3. Listen to carbohydrate cravings. If you have difficulty stopping at one waffle, you may be low on serotonin. Healthy levels of serotonin protect you from emotional overeating.
4. Try snacking between meals. Plan out mini meals or snacks throughout the day to stay on track and help you to avoid cravings for junk food.
5. Talk with your doctor. Certain medications such as anti-depressants may interfere with natural serotonin levels. Consult your physician about your individual needs.
Other Lifestyle Habits that Boost Serotonin
1. Sleep well. Good quality sleep helps your body to produce more serotonin. Go to bed and wake up on a consistent schedule. Keep your bedroom dark and quiet.
2. Stay active. Low intensity exercise also provides a lift. Take a 20 minute walk. Play a game of catch with your children. Climb the stairs rather than riding the elevator. Park farther away, so you have to walk a longer distance to your destination.
3. Turn up the lights. Some people find that their serotonin levels drop in the winter when they have less exposure to sunlight. Light therapy boxes may be one solution if you want to supplement the time that you spend outdoors.

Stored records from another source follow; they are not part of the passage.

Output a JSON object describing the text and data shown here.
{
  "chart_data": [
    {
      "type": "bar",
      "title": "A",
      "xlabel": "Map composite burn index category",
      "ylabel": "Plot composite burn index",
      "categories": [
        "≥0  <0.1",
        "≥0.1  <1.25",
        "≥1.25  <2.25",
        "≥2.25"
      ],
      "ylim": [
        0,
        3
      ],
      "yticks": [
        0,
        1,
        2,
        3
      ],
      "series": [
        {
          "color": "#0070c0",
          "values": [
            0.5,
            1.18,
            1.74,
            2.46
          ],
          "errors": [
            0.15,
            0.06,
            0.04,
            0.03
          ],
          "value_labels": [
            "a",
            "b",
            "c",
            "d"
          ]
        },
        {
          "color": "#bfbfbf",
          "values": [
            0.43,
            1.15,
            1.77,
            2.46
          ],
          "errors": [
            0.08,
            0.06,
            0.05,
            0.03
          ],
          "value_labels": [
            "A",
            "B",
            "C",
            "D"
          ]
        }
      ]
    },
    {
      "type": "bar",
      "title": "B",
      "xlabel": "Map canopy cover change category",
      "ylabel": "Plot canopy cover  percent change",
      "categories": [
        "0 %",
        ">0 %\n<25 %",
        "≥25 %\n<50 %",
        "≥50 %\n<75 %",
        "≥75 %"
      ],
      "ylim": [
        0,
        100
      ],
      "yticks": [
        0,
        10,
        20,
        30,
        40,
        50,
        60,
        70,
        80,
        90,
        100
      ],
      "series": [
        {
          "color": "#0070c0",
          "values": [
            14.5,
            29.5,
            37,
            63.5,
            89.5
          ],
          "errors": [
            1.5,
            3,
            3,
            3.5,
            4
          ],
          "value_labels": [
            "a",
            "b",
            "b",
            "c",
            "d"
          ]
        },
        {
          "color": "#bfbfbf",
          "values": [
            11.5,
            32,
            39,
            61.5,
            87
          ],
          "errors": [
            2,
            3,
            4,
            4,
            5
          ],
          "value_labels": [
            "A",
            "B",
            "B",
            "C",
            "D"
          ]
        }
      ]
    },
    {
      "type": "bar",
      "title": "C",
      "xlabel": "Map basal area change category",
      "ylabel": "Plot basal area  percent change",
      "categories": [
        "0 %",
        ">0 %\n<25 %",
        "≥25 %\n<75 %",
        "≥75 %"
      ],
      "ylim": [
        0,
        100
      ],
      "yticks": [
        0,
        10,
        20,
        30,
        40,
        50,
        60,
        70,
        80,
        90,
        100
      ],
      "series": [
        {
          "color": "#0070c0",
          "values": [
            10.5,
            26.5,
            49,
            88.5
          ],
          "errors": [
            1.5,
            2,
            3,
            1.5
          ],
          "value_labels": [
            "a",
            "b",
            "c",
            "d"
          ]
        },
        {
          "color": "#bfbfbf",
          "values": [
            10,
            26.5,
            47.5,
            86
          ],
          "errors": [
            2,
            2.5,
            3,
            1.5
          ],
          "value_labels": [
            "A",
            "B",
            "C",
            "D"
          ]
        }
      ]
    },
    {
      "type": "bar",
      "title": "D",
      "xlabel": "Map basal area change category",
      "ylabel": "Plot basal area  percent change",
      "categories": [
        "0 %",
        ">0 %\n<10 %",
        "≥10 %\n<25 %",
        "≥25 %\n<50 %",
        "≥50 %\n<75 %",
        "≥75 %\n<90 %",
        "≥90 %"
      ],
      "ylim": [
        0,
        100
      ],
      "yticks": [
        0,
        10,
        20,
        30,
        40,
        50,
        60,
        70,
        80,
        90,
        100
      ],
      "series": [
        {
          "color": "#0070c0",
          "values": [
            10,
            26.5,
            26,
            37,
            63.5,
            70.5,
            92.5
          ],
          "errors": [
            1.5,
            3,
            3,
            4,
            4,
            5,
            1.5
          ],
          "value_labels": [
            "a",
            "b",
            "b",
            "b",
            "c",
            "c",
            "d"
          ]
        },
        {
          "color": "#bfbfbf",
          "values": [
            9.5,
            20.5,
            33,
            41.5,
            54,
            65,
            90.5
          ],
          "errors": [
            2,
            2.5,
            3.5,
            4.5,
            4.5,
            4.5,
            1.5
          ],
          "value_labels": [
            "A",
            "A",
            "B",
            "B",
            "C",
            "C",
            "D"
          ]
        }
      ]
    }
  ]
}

4. Cut back on caffeine. There are also substances that tend to reduce your serotonin levels. Caffeine is one of the most common culprits. Alcohol has similar effects. You may benefit by cutting out the soda too. Perhaps you can switch from coffee to herbal tea or cut down to one cup of coffee per day.
5. Be happy. Serotonin helps you to feel good, and those pleasant feelings help you hold onto more serotonin. Encourage the cycle by engaging in activities you love and reminding yourself to smile more. Play with your dog or call a friend who makes you laugh.